= College of advanced technology (United Kingdom) =

Type of higher education institution

A college of advanced technology (CAT) was a type of higher education institution established in 1956 in England and Wales following the publication of a government white paper on technical education which listed 24 technical colleges in receipt of 75% grant for parts of their advanced work.

The government confirmed that the proportion of advanced work at these colleges should be increased so that they could develop as quickly as possible into colleges of advanced technology. Eventually ten of the 24 were confirmed as CATs. Birmingham College of Advanced Technology was the first to be so designated, in 1956.

Originally under the control of local education authorities, on 1 April 1962 the CATs were removed from local authority control and became autonomous national institutions funded directly by the Ministry of Education.
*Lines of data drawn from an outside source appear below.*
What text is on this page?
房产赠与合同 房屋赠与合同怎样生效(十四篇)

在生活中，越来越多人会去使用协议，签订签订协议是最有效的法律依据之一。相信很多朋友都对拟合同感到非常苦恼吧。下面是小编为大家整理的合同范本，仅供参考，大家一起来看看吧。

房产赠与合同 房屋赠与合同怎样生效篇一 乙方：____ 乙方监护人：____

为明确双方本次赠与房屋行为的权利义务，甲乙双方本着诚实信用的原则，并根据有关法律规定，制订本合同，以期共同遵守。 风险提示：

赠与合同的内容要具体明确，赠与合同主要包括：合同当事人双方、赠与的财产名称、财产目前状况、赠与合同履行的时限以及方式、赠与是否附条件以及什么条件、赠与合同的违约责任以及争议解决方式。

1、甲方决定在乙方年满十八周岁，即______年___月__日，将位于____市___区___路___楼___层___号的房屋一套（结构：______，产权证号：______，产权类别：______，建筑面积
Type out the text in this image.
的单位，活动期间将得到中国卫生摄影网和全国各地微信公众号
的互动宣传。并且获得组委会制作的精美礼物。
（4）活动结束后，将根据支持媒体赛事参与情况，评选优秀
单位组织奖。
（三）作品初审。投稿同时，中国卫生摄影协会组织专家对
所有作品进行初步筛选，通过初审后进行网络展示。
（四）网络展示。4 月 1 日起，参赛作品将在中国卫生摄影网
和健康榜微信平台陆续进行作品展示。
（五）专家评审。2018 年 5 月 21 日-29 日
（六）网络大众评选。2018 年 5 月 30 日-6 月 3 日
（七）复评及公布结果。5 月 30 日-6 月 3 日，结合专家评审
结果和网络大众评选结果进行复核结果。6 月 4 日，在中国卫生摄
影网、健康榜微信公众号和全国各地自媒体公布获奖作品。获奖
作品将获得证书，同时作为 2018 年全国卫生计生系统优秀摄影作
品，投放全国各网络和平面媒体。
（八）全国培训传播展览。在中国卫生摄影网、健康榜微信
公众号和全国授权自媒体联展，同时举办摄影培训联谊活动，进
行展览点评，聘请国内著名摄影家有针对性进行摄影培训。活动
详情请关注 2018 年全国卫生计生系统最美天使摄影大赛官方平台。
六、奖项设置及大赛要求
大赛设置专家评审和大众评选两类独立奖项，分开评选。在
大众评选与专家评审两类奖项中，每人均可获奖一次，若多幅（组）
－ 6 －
Following the Robbins Report of 1963, the colleges of advanced technology were expanded and awarded university status in 1966, sometimes grouped together with other 1960s "plate glass universities".

==The colleges==

The ten CATs and the universities they became were:

- Birmingham CAT became Aston University (the first designated college of advanced technology)
- Loughborough CAT became Loughborough University of Technology (afterwards Loughborough University)
- Northampton CAT (London) became City University, now part of City St George's, University of London
- Chelsea CAT became Chelsea College of Science and Technology as part of the University of London, then later was subsumed into King's College London
- Battersea CAT became the University of Surrey
- Brunel CAT became Brunel University (now Brunel University of London)
- Bristol CAT became the Bath University of Technology (afterwards University of Bath)
- Welsh CAT (in Cardiff) became the University of Wales Institute of Science and Technology (UWIST) before merging with other institutions to become part of Cardiff University
- Salford CAT (the Royal College of Advanced Technology) became the University of Salford
- Bradford Institute of Technology became the University of Bradford

==In Scotland==

Although CATs did not formally exist in Scotland, the same policy of former technical colleges that already delivered degree-level education being elevated to university status also took place north of the border in the 1960s. Notable examples were the Royal College of Science and Technology in Glasgow becoming the University of Strathclyde in 1964, Heriot-Watt College in Edinburgh becoming Heriot-Watt University in 1966, and, to a lesser extent, the former Queen's College, Dundee (a constituent of the University of St Andrews) becoming the University of Dundee in 1967.